Michael Schrage in the Harvard Business Review notes that the opposite of leading by example is hypocrisy. When actions do not match company values, employees view leaders as insincere and lacking credibility. He recommends a sobering approach that leaders and executives can use to sharpen their management skills: In employee reviews, ask them to describe How does your boss lead by example? Their responses can be enlightening.

From his research Schrage provides the following examples:

  • A CEO attending his company’s diversity/inclusivity training workshop for the entire day. “Everyone needed to know I took this seriously,” he said.
  • A manufacturing executive who attends on- and off-site Spanish lessons so she could better communicate with her workforce.
  • A senior project manager dismissing a direct report who had fudged a quality control audit and then lied about it.
  • A founder/entrepreneur who promoted the college drop-out into a senior management position over an MBA because the company values performance over credentials.

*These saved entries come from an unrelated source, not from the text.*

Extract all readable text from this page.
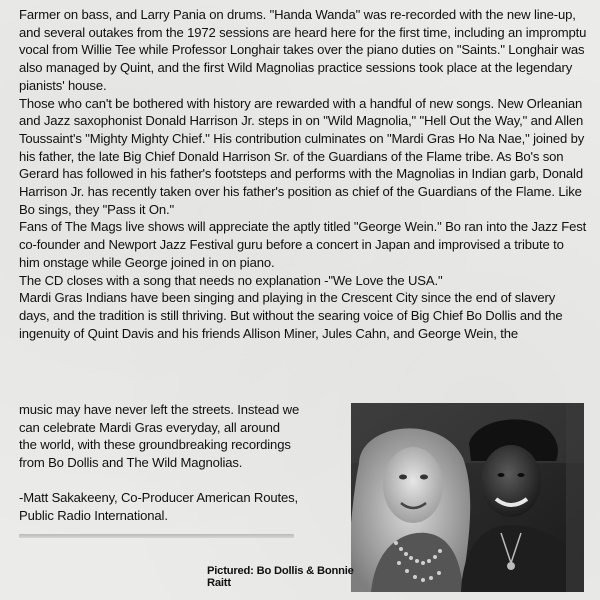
Farmer on bass, and Larry Pania on drums. "Handa Wanda" was re-recorded with the new line-up, and several outakes from the 1972 sessions are heard here for the first time, including an impromptu vocal from Willie Tee while Professor Longhair takes over the piano duties on "Saints." Longhair was also managed by Quint, and the first Wild Magnolias practice sessions took place at the legendary pianists' house.

Those who can't be bothered with history are rewarded with a handful of new songs. New Orleanian and Jazz saxophonist Donald Harrison Jr. steps in on "Wild Magnolia," "Hell Out the Way," and Allen Toussaint's "Mighty Mighty Chief." His contribution culminates on "Mardi Gras Ho Na Nae," joined by his father, the late Big Chief Donald Harrison Sr. of the Guardians of the Flame tribe. As Bo's son Gerard has followed in his father's footsteps and performs with the Magnolias in Indian garb, Donald Harrison Jr. has recently taken over his father's position as chief of the Guardians of the Flame. Like Bo sings, they "Pass it On."

Fans of The Mags live shows will appreciate the aptly titled "George Wein." Bo ran into the Jazz Fest co-founder and Newport Jazz Festival guru before a concert in Japan and improvised a tribute to him onstage while George joined in on piano.

The CD closes with a song that needs no explanation -"We Love the USA."

Mardi Gras Indians have been singing and playing in the Crescent City since the end of slavery days, and the tradition is still thriving. But without the searing voice of Big Chief Bo Dollis and the ingenuity of Quint Davis and his friends Allison Miner, Jules Cahn, and George Wein, the

music may have never left the streets. Instead we can celebrate Mardi Gras everyday, all around the world, with these groundbreaking recordings from Bo Dollis and The Wild Magnolias.

-Matt Sakakeeny, Co-Producer American Routes, Public Radio International.

Pictured: Bo Dollis & Bonnie Raitt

Transparency is another area where leaders are often challenged in how they lead by example. While it sounds good to publish your company’s commitment for openness to both employees and customers, it’s harder to walk-the-walk and avoid dissembling when being transparent raises awkward questions. As outsourcing in all industries becomes more common, management’s responsibility to protect private customer information and insure responsible business practices are employed also increases.  Jan Lee in the Triple Pundit raises the question of whether a company can claim to use sustainable business practices and be socially responsible if they are not also transparent and fully traceable as to goods produced or work done. This equally applies to the mortgage, title and real estate industry where we must protect customer data even as more work is outsourced and contracted.  Leaders must work hard to keep the company’s stated values in sync with decisions about how a company meets their goals of transparency and accountability.

Say thank you

Let’s finish with something leaders can always do and something they should always avoid. A powerful way executives and managers can learn to lead by example is to care about employees enough to express sincere appreciation. Learn enough of the nuts and bolts in how the company works to see where the real work gets done, customers’ challenges are actually solved and where deadlines get met.  And then, thank the person doing the real work.

Empower your employees

What to avoid? My personal pet peeve is a leader who says an employee is the best person for the job, but then micro-manages what they do. If a boss provides good training, the right tools and has done a good job of recruiting or promoting, then they should stand back and let great employees do their job. When leaders micromanage, they send a message of distrust throughout the company. Whereas managers who truly trust employees and teams to forge ahead, send a message of confidence and excitement of what can be accomplished by the talented, driven employees they have hired.  A great example for everyone.

So let me ask the question: How does your boss lead by example?